After multiple sessions of diversity and sensitivity training, lectures and threats from the city manager, lawsuits, resignations and firings _ finally, a core group of firefighters appears to have formed and claims to be ready to lead the Largo Fire Department to a new level of understanding and professionalism.
"We are here this evening to take the first step to restore your faith in us," announced fire Lt. Ken Mantay, who acted as the spokesman for the group that showed up at last week's City Commission meeting. "We understand how important these policies are."
Mantay is the same officer who last week authored a long letter to the editor of the Times concerning the continued revelations about racial slurs and harassment in the fire department.
"We are struggling with a past rash of poor judgment. This is by no means an excuse," Mantay wrote in the letter. ". . . We have to lead . . . from the top down. We each share the burden of the mistakes, as we also share the desire to move forward and grow beyond this. We ask humbly to be allowed to prove again that your faith in us is not ill-placed."
It is not clear whether the firefighters came forward last week because they finally understand and accept the city's new zero-tolerance policy on harassment in the workplace, or because they felt the need to stick up for fire Chief Caroll Williams as his capacity to lead the department was being challenged.
Perhaps both were motivations for the firefighters gathered in the commission chambers. Regardless, it was, to borrow Mantay's words, a good "first step" that a group of strong, articulate leaders in the department came forward, took responsibility for past problems, and said they would do the job that needed to be done. And they made that vow not just to their ultimate boss, City Manager Steven Stanton, and to the City Commission, but also to all the residents of Largo who watched last week's meeting on television and heard those words.

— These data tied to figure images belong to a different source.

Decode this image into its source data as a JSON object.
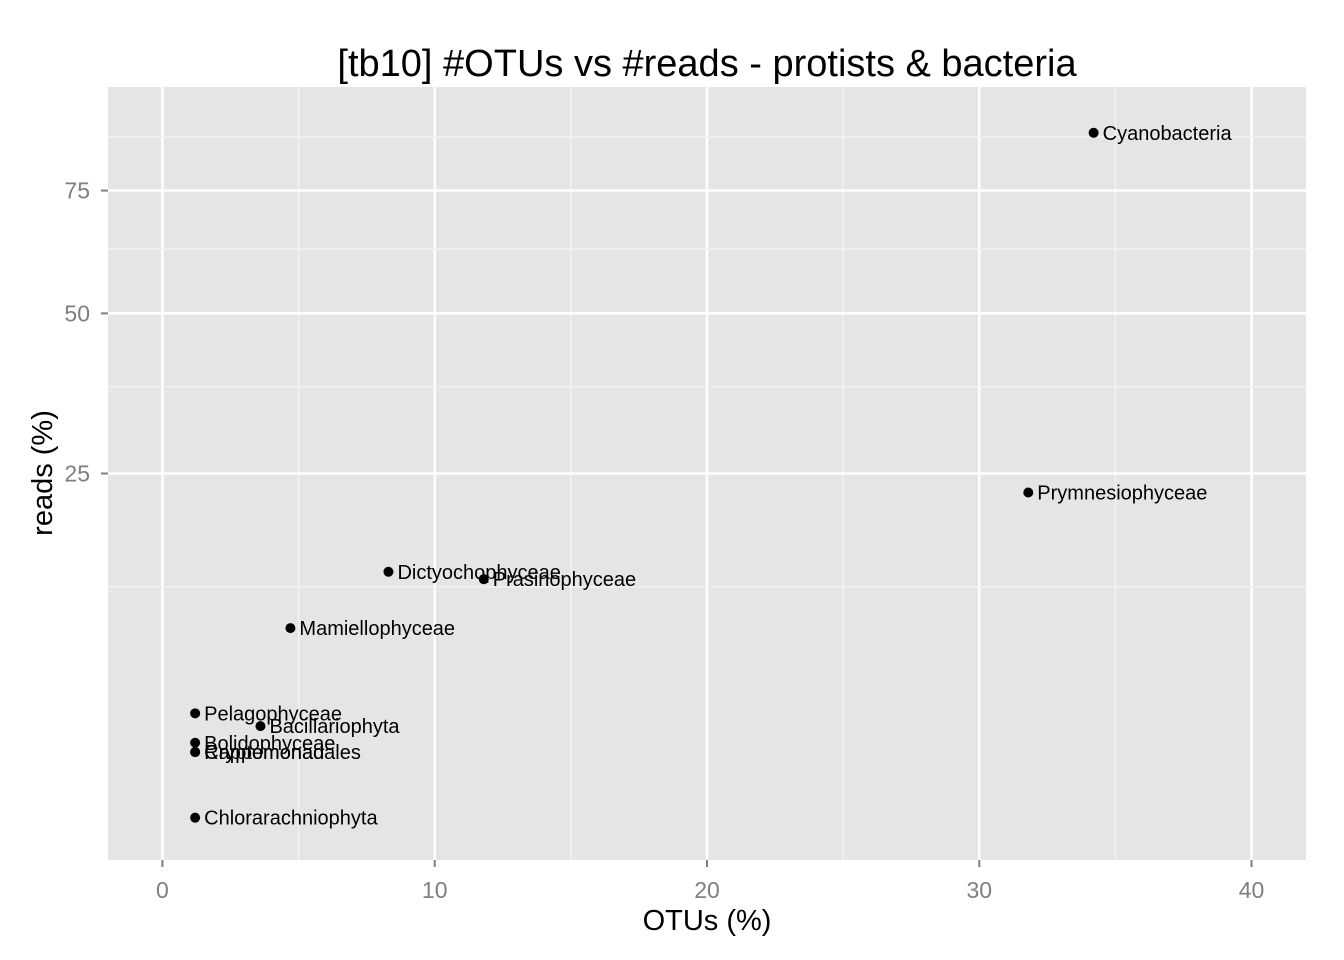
{
  "chart_data": {
    "type": "scatter",
    "title": "[tb10] #OTUs vs #reads - protists & bacteria",
    "xlabel": "OTUs (%)",
    "ylabel": "reads (%)",
    "xlim": [
      -2,
      42
    ],
    "x_ticks": [
      0,
      10,
      20,
      30,
      40
    ],
    "x_tick_labels": [
      "0",
      "10",
      "20",
      "30",
      "40"
    ],
    "y_scale": "sqrt",
    "ylim": [
      0,
      100
    ],
    "y_ticks": [
      25,
      50,
      75
    ],
    "y_tick_labels": [
      "25",
      "50",
      "75"
    ],
    "grid": true,
    "points": [
      {
        "label": "Cyanobacteria",
        "x": 34.2,
        "y": 88.5
      },
      {
        "label": "Prymnesiophyceae",
        "x": 31.8,
        "y": 22.6
      },
      {
        "label": "Dictyochophyceae",
        "x": 8.3,
        "y": 13.9
      },
      {
        "label": "Prasinophyceae",
        "x": 11.8,
        "y": 13.2
      },
      {
        "label": "Mamiellophyceae",
        "x": 4.7,
        "y": 9.0
      },
      {
        "label": "Pelagophyceae",
        "x": 1.2,
        "y": 3.6
      },
      {
        "label": "Bacillariophyta",
        "x": 3.6,
        "y": 3.0
      },
      {
        "label": "Bolidophyceae",
        "x": 1.2,
        "y": 2.3
      },
      {
        "label": "Cryptomonadales",
        "x": 1.2,
        "y": 1.95
      },
      {
        "label": "Rappemonad",
        "x": 1.2,
        "y": 1.95
      },
      {
        "label": "Chlorarachniophyta",
        "x": 1.2,
        "y": 0.3
      }
    ]
  }
}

The job will be difficult. If they do it well, they may be exceedingly unpopular to some of those who work in the fire department and who are not so ready to mend their ways. It will not be enough for this leadership group merely to lead by example, though that is important. It will also be necessary for these leaders to root out the recalcitrant few among their fellow firefighters, report their violations of policy, and help to ensure that there are consequences for misbehavior.
Are they willing to go that far? Will the fire union permit that? The union has the power to be a force for change or a drag on the department's improvement. Which will it be?
After Mantay's presentation Tuesday night, city commissioners took turns praising the department and its record. One commissioner, Pat Gerard, contended that the city is "better than the press we've been getting."
The skills of the city's firefighters have not been questioned. Firefighters do their job and from all appearances do it well. The headlines and the public debate have been about the department's internal culture, which is sick and needs treatment. This is a department that left minority employees feeling emotionally battered; a place where racial and ethnic slurs and discrimination against minorities were accepted and just a part of life at the firehouse.
The fire department is not the only department in Largo city government that has racism and discrimination against minorities. We hope those departments have learned from watching the fire department's public spasm of pain and will get the help they need to clean up their own houses.